I'm used to Linux, so evidently my syntax is not working here.

mount --rbind /media/folder /home/myuser/folder

results in
mount: illegal option -- -

also tried mount --bind
also tried mount -B
--> same error

Moreover, I'd like to do this in fstab, but
/media/folder    /home/myuser/folder    none    bind    0  0

results in a non-fatal boot error.

This is FreeBSD 12.1 as guest in VirtualBox VM in Debian. Guest additions installed.

Any suggestions?


----------



## ShelLuser (Dec 11, 2020)

Well, this is why the manualpage exists, check mount(8) if you need to verify the used syntax.

As to bind... why assume that we know how things work in Linux?  I haven't used Linux in quite a while and therefor have no idea what you're talking about here. I'm guessing you're trying to "mount" a regular folder on top of another (_eeew_), but for that I'd suggest using a symlink, see ln(1).

(edit)

Did a quick check on Bing and my assumption is correct. Needless to say that I'm not a fan of this because I can't help be convinced that this is going to cause quite some clutter. IMO this is keeping a sloppy administration.

Having that out of the way, it seems to evolve around a virtual filesystem called bindfs. And if you want to use arcane filesystems on FreeBSD then FUSE is a good starting point. And what do you know... you probably want to check out sysutils/fusefs-bindfs. Though I'd still suggest using ln instead, but that's just me


----------



## phalange (Dec 12, 2020)

Ok, thanks for the answer, I assumed the bind flag was available in mount, but I now see that it's not and that fusefs-bindfs must be installed to accomplish this. 

In this case I'm mounting an external device (actually a share which is treated as such) to /media/folder and then binding /media/folder to a user directory. I've never thought of this confiugration as being eeew or even all that uncommon. Mounting a drive onto a folder is conceptually the same in my mind.


----------



## bdk (Dec 12, 2020)

One way to do this would be to use nullfs.

mount -t nullfs  /media/folder /home/myuser/folder

should be the equivalent of:

mount --bind  /media/folder /home/myuser/folder

You can also do this in /etc/fstab with
/media/folder           /home/myuser/folder      nullfs          rw                 0       0


----------



## phalange (Dec 12, 2020)

bdk said:


> You can also do this in /etc/fstab with
> /media/folder           /home/myuser/folder      nullfs          rw                 0       0



Very cool, this works.


----------



## ralphbsz (Dec 12, 2020)

There are good reasons that bind mount (and union mount and null fs mount and ...) exist. You can use them for good and for evil. They are not necessarily "eeew".


----------



## ShelLuser (Dec 13, 2020)

ralphbsz said:


> There are good reasons that bind mount (and union mount and null fs mount and ...) exist. You can use them for good and for evil. They are not necessarily "eeew".


Not my intend to start a whole discussion but.. I never questioned the method, only the way it's being used. nullfs can be extremely useful within jails for example.
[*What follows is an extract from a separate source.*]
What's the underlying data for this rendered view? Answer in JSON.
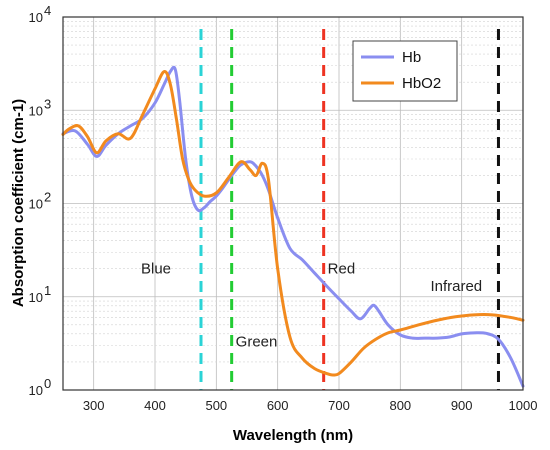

But as soon as we're looking at accessing the same data from different locations then I cannot help but wonder about flakey administration. Generally speaking I'm then inclined to think "_eeew_".


----------



## ralphbsz (Dec 13, 2020)

In a perfect world, where everything can be planned ahead of time, and there are no conflicting requirements, you might be right. But the real world isn't so neat. You might have a few users who want their home directory at /home/<username>, but the bulk of your users has it at /usr/home/<username>. Not just "want", but they have thousands of lines of scripts that are hard to change. Sure, that can be fixed with soft links, but bind mounts are industrial strength soft links without some of the pitfalls (cd works, you get unique dev/inode numbers), but with some new pitfalls added. Or you can add bind mounts to change uid/gid on the fly, if the same user needs to be known by different IDs on the same system.

Many of the same tricks can be done by NFS exporting the file system to yourself, and mounting it. That's probably even more eeew.


----------